The use of embryonic stem cells (ES cells) has recently received much attention as a novel cell source for various hybrid artificial organs. To use ES cells, it is necessary to be able to produce functional mature cells from ES cells in large quantities. We applied HF/organoid culture, where cultured cells formed cylindrical multicellular aggregates (organoids) in the lumen of hollow fibers, to mouse and cynomolgus monkey ES cells for hepatic differentiation.

MATERIALS AND METHODS:

ES cells were injected into hollow fibers. The hollow fibers were centrifuged to induce organoid formation and cultured in medium including factors for hepatic differentiation.
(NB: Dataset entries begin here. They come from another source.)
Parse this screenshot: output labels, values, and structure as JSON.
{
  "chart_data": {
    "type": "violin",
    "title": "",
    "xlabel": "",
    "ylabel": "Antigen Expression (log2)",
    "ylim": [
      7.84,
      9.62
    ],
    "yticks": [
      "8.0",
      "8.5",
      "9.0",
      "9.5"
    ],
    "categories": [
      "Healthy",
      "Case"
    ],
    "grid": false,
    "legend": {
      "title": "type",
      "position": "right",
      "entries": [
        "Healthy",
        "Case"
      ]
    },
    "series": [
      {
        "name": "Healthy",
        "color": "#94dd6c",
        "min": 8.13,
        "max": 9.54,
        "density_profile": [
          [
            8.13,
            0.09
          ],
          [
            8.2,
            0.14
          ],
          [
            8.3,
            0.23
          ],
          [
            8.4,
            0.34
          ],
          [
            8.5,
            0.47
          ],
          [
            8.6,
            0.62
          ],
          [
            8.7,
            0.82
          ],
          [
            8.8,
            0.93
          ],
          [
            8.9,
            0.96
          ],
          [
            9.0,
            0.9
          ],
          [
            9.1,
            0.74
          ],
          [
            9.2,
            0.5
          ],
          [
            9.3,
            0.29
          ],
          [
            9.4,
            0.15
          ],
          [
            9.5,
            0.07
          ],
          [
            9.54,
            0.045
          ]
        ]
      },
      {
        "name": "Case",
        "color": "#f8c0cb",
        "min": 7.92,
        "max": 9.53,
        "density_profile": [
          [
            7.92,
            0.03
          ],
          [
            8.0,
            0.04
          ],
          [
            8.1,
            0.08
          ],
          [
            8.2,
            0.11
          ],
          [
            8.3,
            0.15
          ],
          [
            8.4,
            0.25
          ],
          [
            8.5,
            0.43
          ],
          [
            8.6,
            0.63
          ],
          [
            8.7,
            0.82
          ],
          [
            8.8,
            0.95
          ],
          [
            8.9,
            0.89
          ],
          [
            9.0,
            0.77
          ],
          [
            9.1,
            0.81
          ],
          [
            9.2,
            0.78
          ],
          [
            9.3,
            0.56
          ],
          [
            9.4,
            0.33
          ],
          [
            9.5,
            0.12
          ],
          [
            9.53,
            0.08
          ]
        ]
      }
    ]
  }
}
To determine the characteristics of cells in the bundle, we evaluated gene expression and liver-specific functions.

RESULTS:

ES cells immobilized inside hollow fibers proliferated and formed cylindrical organoids. In mouse ES cell cultures, the expression of mRNAs of hepatocyte-specific genes increased with culture time. Ammonia removal activity detected at 15 days increased with culture time. Albumin secretion activity detected at 12 days increased by 21 days. In cynomolgus monkey ES cell cultures, ES cells showed spontaneous ammonia removal functions. The maximum levels of these functions per unit volume of the hollow fibers were roughly comparable to those of primary hepatocyte-organoids.

CONCLUSIONS:

ES cells differentiated into hepatocyte-like cells using the organoid culture technique. The results indicated that the combination of ES cells and an organoid culture technique was useful to obtain mature hepatocytes.